Сорок лет спустя, когда все, кроме него самого, кто наблюдал за этой сценой, были мертвы, личный секретарь 1862 года читал эти строки с оцепенением и поспешил обсудить их с Джоном Хэем, который был поражен еще больше него. Весь мир действовал вразрез друг с другом, не понимал ни самих себя, ни ситуации, шел по ложным путям, делал ложные выводы и не знал ни единого факта. Было бы лучше вообще не делать никаких выводов. Дипломатическое образование человека оказалось длинной ошибкой.

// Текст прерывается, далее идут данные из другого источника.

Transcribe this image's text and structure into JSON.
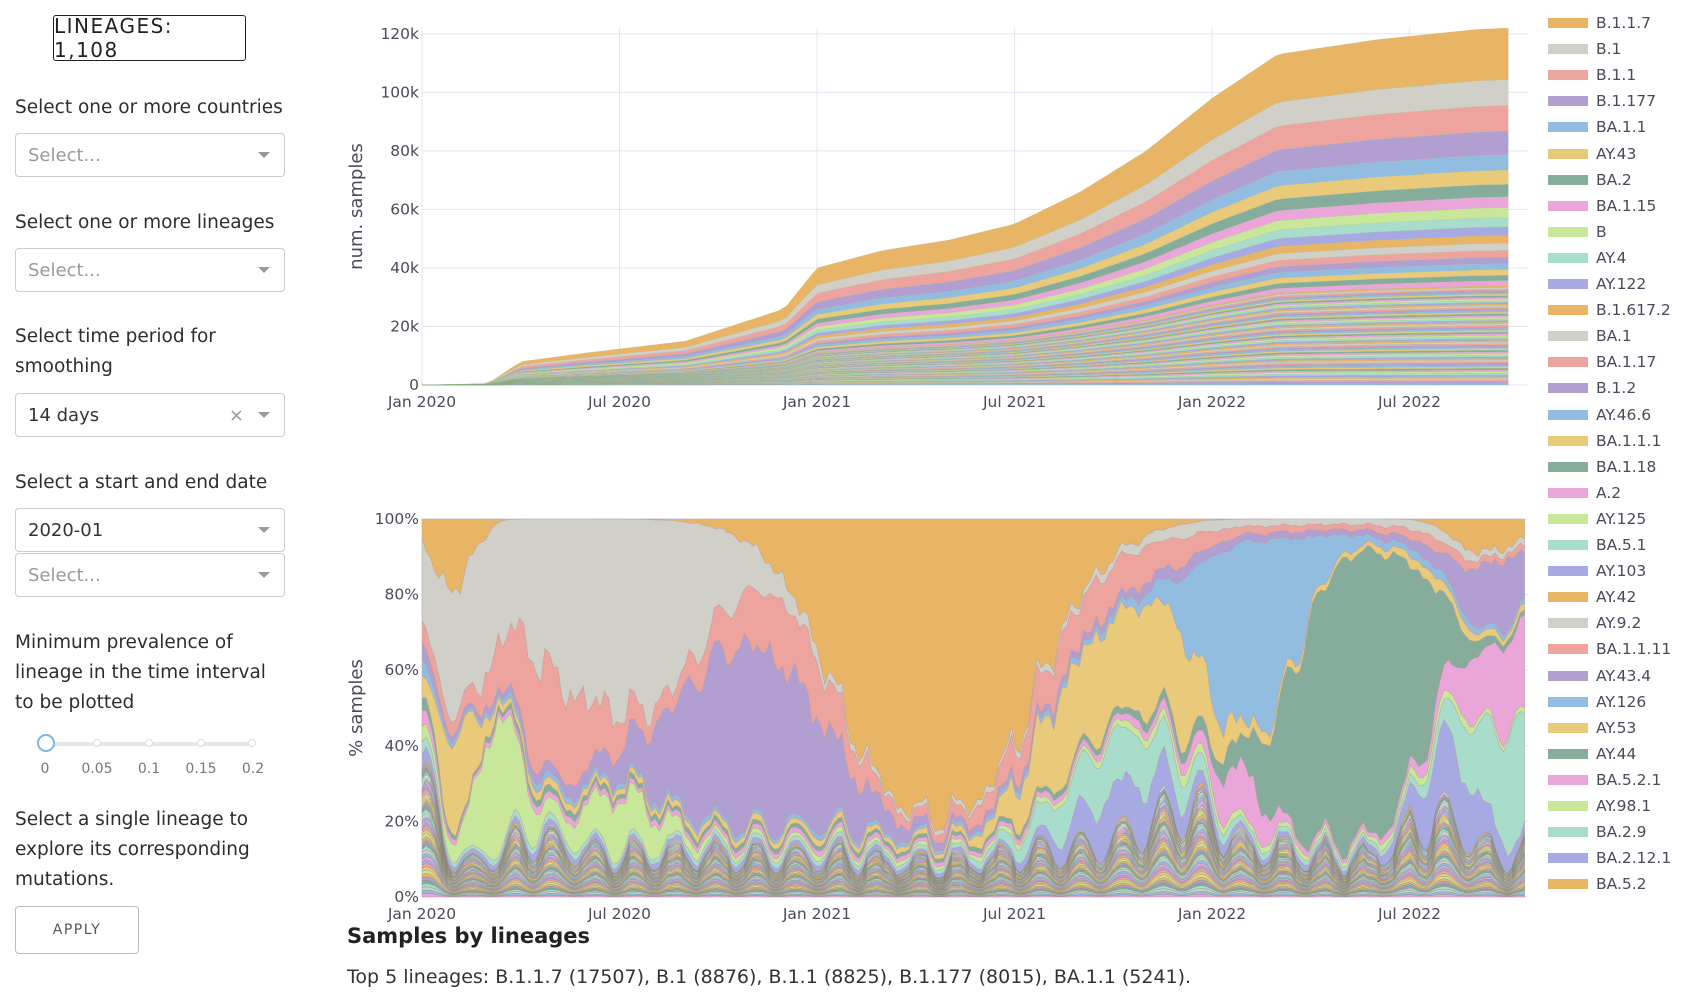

Таковы были условия этой необычной задачи, какими они предстали перед студентом-дипломатом в 1862 году: Палмерстон 14 сентября, находясь под впечатлением того, что президент вот-вот будет изгнан из Вашингтона, а Потомакская армия рассеяна, предположил в разговоре с Расселом, что в таком случае вмешательство может оказаться осуществимым. Рассел мгновенно ответил, что в любом случае он хочет вмешаться и созовет для этого кабинет министров. Палмерстон колебался; Рассел настаивал; Гренвилл протестовал. Тем временем мятежная армия потерпела поражение при Энтитеме 17 сентября и была изгнана из Мэриленда. Затем Гладстон 7 октября попытался заставить руку Палмерстона, представив вмешательство как свершившийся факт. Рассел согласился, но Палмерстон выставил сэра Джорджа Корнуэлла Льюиса опровергать Гладстона и обошелся с ним сурово в прессе как раз в тот момент, когда Рассел созывал кабинет министров, чтобы подкрепить слова Гладстона. 23 октября Рассел заверил Адамса, что никаких изменений в политике в настоящее время не предлагается. В тот же день он предложил их — и был забаллотирован. Мгновенно Наполеон III предстал в качестве союзника Рассела и Гладстона с предложением, которое не имело никакого смысла, кроме как взятка Палмерстону с целью вернуть Америку от полюса до полюса в ее прежнюю зависимость от Европы, а Англию — в ее прежний суверенитет на морем, если Палмерстон поддержит Францию в Мексике. Молодой студент-дипломат, знавший Палмерстона, должен был счесть само собой разумеющимся, что Палмерстон вдохновил это предложение и поддержит его; зная Рассела и его вигские истоки, он должен был предположить, что Рассел непременно выступит против него; зная Гладстона и его возвышенные принципы, он не сомневался бы, что Гладстон яростно осудит этот план. Если образование стоило хоть ломаного гроша, это было единственное расположение лиц, которое обученный студент мог счесть возможным, и именно это расположение девятка из десяти человек принимали за историю. По правде говоря, каждая оценка была ложной. Палмерстон никогда не выказывал благосклонности к этому плану и оказал ему лишь «слабую и вялую поддержку». Рассел уступил, решительно не доводя до конца «свою» борьбу. Единственным решительным, яростным, совестливым поборником Рассела, Наполеона и Джефферсона Дэвиса был Гладстон.